Mildmay opened a document case he had been carrying and referred to the papers within it. “From what my inquiries have uncovered,
mylord, there is no such person as Miss Emily Charlotte de Winter.”

“The de Winters are in DeBrett’s. My copy is old, so I assumed—”

“No branch of the family has a daughter named Emily Charlotte, or even a lady of the right age,” Mildmay said sorrowfully. He sighed. “As you instructed, my agents were careful not to reveal their purpose when inquiring at the houses of the families with whom she’s stayed. However, we are certain that no one ever met Miss de Winter before a few weeks ago. Her only connection with society is the Honorable Miss Agnes Cowper, whom we cannot find, either.”

“I told you, she’s in Northumberland.”

“She’s not where we can find her, my lord. And an elderly lady like that shouldn’t be so hard to discover.”

Mildmay closed his document case. “The details would bore you, my lord, but I may summarize by saying that I could find no tradesmen who could attest to Miss de Winter’s presence in London for more than those few weeks I mentioned. A respectable person of her position would have dealt with at least some of them—purveyors of fine lace, corsets, the more expensive fabrics and headgear. No blacksmith, livery, or domestic service agency has had anything to do with her.”

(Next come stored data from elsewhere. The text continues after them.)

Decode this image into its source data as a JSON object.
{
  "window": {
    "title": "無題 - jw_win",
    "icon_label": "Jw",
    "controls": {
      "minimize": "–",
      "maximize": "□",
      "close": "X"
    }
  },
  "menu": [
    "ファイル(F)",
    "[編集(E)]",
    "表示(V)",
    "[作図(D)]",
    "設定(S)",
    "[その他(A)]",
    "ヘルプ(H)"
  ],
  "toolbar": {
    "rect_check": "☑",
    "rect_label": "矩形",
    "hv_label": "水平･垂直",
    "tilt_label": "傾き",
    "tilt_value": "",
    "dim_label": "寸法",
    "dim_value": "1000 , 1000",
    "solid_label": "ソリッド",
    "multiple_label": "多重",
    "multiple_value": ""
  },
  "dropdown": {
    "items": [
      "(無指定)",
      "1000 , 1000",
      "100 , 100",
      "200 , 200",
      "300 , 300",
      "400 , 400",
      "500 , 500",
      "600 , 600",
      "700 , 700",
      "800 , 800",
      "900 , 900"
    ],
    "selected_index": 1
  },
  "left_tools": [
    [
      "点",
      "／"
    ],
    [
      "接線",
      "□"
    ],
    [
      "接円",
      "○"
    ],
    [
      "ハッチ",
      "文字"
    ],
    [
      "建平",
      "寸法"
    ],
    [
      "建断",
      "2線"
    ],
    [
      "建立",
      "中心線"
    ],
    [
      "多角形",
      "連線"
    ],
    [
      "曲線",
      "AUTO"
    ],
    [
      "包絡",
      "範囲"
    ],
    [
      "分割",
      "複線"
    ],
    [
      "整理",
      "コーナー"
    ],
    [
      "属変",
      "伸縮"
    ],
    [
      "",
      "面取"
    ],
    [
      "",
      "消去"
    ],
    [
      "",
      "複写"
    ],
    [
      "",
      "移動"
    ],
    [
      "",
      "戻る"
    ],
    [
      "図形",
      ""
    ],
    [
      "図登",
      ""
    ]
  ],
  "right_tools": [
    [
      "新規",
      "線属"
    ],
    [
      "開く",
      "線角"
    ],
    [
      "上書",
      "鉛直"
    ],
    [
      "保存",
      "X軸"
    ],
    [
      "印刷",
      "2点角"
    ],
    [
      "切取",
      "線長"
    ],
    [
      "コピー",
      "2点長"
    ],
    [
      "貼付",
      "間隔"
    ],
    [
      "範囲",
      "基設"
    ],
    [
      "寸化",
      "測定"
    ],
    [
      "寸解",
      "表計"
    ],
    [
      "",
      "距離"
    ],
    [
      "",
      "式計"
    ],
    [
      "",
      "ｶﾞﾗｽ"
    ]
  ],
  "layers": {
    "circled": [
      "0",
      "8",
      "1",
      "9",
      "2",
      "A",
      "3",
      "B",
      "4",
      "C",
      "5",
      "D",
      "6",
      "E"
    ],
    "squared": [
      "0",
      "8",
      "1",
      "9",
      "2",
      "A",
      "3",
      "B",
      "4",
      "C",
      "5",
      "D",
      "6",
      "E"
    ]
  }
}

“And that means?” Valin asked.

Mildmay glanced around at the Russian gold. “It means, my lord, that it’s likely that the lady in question is an imposter, a refined adventuress out to steal from you, or—”

“Or what?” Valin snapped.

“Or she has grander designs.” Mildmay shook his head in grief. “Designs upon your lordship’s heart and hand.”

Valin turned away from the agent, staring at the gold chalice but not seeing it. “My heart and hand?” he said faintly.